One of the more recent and highly publicized class-action suits seeking unspecified amounts for medical monitoring as well as general and punitive damages involves Wyeth-Ayerst Laboratories, manufacturer of weight loss drugs Pondimin or fenfluramine hydrochloride and Redux, dexfenfluramine hydrochloride (BI, Sept. 29).
In September, the U.S. Food & Drug Administration released data showing that as many as 32% of 291 people tested developed heart-valve abnormalities after taking either drug in combination with phentermine.
That combination of drugs was prescribed to 18 million Americans last year.
It is the sheer number of potential plaintiffs that make medical monitoring claims involving drug and medical products a high-risk exposure for manufacturers, Mr. Sanner said during Hinshaw & Culbertson's ninth annual risk and insurance symposium recently held in Chicago.
"The simple size can be breathtakingly enormous," he noted.
"In the drug liability world, I've been involved in a number of medical monitoring claims where the class exceeded 10 million plaintiffs," he said.
Other questions and issues also arise, making medical monitoring lawsuits a difficult risk for risk managers to assess.

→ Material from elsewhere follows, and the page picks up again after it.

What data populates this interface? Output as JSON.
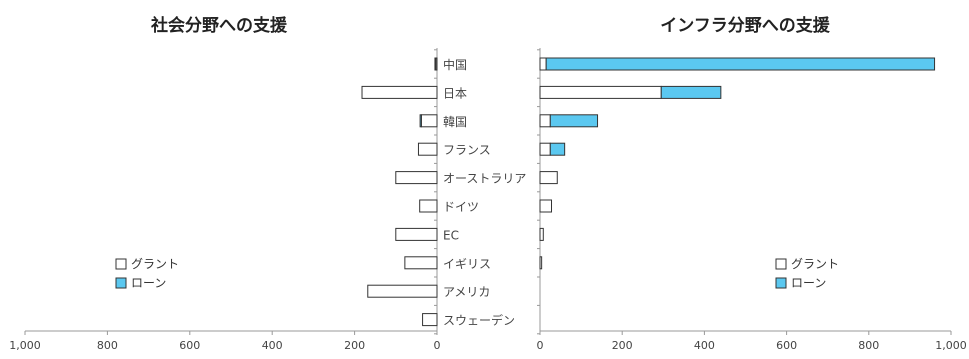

For example, courts have not specifically addressed the definition of the percentage or level of risk needed to justify a medical monitoring claim, Mr. Sanner said. How much does the risk have to increase from the normal risks associated with the drug? he asked.
"If I take diet pills, do I have a 10% increased risk of getting pulmonary hypertension?" he asked rhetorically.
In addition, the latency period of exposure to develop the disease is indefinite, he said.
"How many years do you have to test?" Mr. Sanner asked. "It's an open issue in the law today," he said.
Another contentious issue occurs when medical monitoring plaintiffs end up developing the alleged injuries.
If a company settles a medical monitoring claim and through the testing, an individual is diagnosed with the injury that another group sued and received damages for, can the individual come back and sue? Mr. Sanner asked.
Most states have a "split cause of action clause" that might restrict people who have recovered money from a medical monitoring claim from filing a second suit if the disease actually develops, he said.
However, a California court-the only court to address this issue with medical monitoring claims-ruled that the exclusion rules do not apply, according to Mr. Sanner.
"I don't know what the evolution of this will be, but it's a scary thought," he said.
One way that employers can fight medical monitoring claims is by picking a specific jurisdiction, Mr. Sanner suggested.
While a majority of courts today allow recovery of medical monitoring costs absent any physical injury, a few courts still hold that a plaintiff must be injured to sue, he said.
He also suggested drug and medical product manufacturers focus on alternative reasons behind the relationship between their products and the alleged injuries. There may be some other cause triggering the illness, he said.